Après une demi-heure de navigation, nous nous arrêtons dans un village artisanal « Ban San Hoï » (??), et de fabrication de lao-lao, le whisky du coin fait à partir de riz que l’on voit entrain d’être préparé. Après avoir traversé ce marché, nous décidons de visiter tous les deux, le très joli temple du village, et nous reprenons le bateau sur un banc de sable où un embarcadère est aménagé. (ses "amies" voulaient visi ter ce village, pourtant il avait dit au départ que l'on rentrait directement, mais je suis contente, je n'aurais pas osé le demander) C’est la saison sèche et le
Mékong voit son niveau baisser de plusieurs mètres, créant ainsi, tout au long de son parcours de gigantesques bancs de sable et en bordure des rives, de grands espaces sont dégagés et permettent des cultures maraîchères ; bizarrement, on y voit aussi des animaux (chèvres). Une des femmes nous offre un tubercule de manioc passé au four, pas mauvais d’ailleurs.
En plein milieu du
Mékong, le conducteur de notre bateau arrête le moteur et nous demande de payer maintenant l’intégralité de la somme, nous ne sommes pas d’accord, et une discussion de sourds s’engage, il téléphone plusieurs fois à des collègues et discute avec eux. On propose de lui passer une carte de l’hôtel pour le rassurer sur le fait que nous sommes des gens honnêtes, il appelle, mais nous ne saurons jamais de quoi ils ont discuté. On veut bien lui donner tout au plus la moitié maintenant et le reste à l’arrivée à
Luang Prabang, et il n’est toujours pas d’accord ! Finalement convaincu (?) par un batelier que nous croisons, il accepte de terminer le parcours en bateau (nous sommes restés facilemnt une demi-heure au milieu du fleuve) (un instant, on a cru comprendre qu’il voulait nous débarquer pour nous faire continuer, à nos frais en tuk-tuk). Le trajet à faire est encore assez long, la plupart des « cinq »amies sont endormies et le reste du trajet se déroule dans un silence complet. Finalement
Luang Prabang est en vue : l’approche est reconnaissable par le Mont Phusi qui surplombe la ville.
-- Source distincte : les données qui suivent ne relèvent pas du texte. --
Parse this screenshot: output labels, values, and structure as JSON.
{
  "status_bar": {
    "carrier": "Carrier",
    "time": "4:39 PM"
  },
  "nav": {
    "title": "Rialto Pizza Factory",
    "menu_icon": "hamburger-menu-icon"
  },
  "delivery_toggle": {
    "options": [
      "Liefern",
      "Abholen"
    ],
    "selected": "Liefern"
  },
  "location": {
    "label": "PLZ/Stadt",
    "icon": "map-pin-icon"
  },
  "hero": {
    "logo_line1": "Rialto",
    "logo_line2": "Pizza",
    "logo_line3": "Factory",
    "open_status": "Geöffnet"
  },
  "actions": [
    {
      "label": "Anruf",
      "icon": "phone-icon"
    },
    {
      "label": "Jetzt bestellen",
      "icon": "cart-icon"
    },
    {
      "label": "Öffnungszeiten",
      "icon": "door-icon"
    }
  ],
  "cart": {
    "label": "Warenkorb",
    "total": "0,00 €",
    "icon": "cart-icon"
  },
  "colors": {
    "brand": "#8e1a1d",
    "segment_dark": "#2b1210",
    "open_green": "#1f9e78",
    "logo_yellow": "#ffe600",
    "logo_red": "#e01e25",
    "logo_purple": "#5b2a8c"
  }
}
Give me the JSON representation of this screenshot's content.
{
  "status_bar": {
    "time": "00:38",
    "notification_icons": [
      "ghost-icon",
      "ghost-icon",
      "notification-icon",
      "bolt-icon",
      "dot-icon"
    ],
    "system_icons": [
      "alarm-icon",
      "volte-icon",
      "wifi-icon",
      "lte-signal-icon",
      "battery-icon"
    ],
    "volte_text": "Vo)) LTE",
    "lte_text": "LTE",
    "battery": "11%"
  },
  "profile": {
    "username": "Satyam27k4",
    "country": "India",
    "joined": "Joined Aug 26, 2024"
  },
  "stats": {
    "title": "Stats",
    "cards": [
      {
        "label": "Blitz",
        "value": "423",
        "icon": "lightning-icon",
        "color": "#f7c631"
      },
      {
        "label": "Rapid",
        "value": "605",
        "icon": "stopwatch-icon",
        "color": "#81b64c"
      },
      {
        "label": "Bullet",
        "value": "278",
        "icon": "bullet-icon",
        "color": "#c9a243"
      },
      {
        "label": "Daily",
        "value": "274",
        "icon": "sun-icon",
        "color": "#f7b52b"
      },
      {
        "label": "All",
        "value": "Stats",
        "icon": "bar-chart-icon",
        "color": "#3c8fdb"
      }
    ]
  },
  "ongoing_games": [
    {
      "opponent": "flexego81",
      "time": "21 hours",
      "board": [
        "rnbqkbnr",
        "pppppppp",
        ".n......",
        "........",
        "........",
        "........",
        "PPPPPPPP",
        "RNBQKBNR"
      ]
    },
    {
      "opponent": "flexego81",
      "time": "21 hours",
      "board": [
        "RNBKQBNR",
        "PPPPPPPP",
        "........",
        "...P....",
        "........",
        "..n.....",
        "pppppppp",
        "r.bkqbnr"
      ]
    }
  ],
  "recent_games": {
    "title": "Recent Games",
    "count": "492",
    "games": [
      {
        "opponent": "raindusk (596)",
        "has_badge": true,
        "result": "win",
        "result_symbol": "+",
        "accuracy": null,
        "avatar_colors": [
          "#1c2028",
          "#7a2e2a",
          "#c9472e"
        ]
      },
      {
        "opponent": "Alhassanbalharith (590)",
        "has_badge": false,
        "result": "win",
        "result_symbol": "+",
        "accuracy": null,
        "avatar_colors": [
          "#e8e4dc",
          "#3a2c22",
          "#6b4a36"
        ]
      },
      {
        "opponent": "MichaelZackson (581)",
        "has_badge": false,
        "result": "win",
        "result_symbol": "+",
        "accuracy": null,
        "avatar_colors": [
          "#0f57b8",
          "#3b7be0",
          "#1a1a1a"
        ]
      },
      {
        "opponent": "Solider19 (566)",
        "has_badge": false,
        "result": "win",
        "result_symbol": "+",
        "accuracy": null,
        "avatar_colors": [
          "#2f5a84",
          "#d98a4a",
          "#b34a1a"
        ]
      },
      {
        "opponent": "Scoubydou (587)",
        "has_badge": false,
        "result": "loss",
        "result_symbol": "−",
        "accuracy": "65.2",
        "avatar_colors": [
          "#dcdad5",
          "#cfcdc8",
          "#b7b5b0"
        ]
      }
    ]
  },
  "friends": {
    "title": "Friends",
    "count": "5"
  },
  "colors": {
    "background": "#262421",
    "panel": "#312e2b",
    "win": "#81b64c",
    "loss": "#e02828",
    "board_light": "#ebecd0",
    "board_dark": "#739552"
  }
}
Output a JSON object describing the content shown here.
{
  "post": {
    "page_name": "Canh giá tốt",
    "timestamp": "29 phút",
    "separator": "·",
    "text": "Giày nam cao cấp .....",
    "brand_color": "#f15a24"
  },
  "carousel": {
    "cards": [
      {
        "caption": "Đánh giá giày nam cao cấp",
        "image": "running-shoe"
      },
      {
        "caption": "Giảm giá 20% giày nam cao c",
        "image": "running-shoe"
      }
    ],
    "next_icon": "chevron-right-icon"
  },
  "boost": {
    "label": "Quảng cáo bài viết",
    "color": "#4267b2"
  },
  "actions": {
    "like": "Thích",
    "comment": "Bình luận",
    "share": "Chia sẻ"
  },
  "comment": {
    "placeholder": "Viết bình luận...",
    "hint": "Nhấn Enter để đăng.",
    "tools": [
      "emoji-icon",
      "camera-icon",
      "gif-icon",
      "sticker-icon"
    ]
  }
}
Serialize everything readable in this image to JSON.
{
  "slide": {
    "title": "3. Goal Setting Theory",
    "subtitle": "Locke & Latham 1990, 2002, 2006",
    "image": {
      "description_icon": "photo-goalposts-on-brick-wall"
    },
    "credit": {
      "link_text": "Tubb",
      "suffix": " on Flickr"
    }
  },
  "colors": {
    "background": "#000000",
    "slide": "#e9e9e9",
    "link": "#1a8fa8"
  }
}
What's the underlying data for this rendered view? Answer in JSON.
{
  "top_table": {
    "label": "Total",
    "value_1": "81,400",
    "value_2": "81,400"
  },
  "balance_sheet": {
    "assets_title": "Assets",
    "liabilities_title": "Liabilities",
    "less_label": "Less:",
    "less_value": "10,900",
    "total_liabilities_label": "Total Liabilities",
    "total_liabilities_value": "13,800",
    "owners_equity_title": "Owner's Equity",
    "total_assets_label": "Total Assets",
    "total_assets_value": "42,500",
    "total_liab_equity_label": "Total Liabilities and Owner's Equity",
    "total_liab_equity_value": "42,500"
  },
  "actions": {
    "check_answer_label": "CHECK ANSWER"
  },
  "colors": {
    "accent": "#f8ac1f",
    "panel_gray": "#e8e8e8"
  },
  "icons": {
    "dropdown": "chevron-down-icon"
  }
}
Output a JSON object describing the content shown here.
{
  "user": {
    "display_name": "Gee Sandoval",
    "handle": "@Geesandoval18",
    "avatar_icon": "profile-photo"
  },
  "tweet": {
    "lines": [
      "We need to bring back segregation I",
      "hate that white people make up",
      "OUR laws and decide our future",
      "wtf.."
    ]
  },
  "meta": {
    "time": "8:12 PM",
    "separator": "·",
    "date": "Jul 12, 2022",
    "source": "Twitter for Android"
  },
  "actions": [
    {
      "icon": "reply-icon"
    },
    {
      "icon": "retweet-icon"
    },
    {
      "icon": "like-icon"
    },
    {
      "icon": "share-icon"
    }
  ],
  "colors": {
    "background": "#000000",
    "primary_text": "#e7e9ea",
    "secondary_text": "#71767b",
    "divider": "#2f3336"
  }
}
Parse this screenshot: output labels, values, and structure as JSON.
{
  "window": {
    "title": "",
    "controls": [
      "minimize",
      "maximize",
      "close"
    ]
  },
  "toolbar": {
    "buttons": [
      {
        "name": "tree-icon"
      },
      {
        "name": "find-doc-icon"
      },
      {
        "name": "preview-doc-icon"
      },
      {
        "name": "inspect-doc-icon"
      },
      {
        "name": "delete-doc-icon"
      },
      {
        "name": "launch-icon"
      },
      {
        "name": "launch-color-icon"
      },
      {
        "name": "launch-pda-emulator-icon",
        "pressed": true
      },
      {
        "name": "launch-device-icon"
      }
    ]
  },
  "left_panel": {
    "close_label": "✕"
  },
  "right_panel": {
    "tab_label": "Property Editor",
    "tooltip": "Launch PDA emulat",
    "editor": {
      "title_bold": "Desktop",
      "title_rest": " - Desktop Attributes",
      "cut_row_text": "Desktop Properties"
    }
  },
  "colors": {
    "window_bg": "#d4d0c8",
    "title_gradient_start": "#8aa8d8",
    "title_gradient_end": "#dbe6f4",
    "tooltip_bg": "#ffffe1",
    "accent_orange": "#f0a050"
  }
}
Le batelier accoste au pied de l’escalier qui conduit au temple Xieng Thong. Nous descendons ; les femmes, aussi, elles montent tout de suite les marches sans discuter avec le conducteur du bateau, nous payons le prix convenu, il bafouille des excuses et repart sans attendre. Que s’est-il passé ? Mystère ! A-t-il eu peur de ne pas être payé, ou bien était-il hors la loi en nous embarquant ? Notre journée a été gâchée, et nous ne prendrons plus de jumbo à
Luang Prabang ! Un conseil, faites l'aller-retour pour les
grottes de Pak Ou, en bateau, avec un groupe.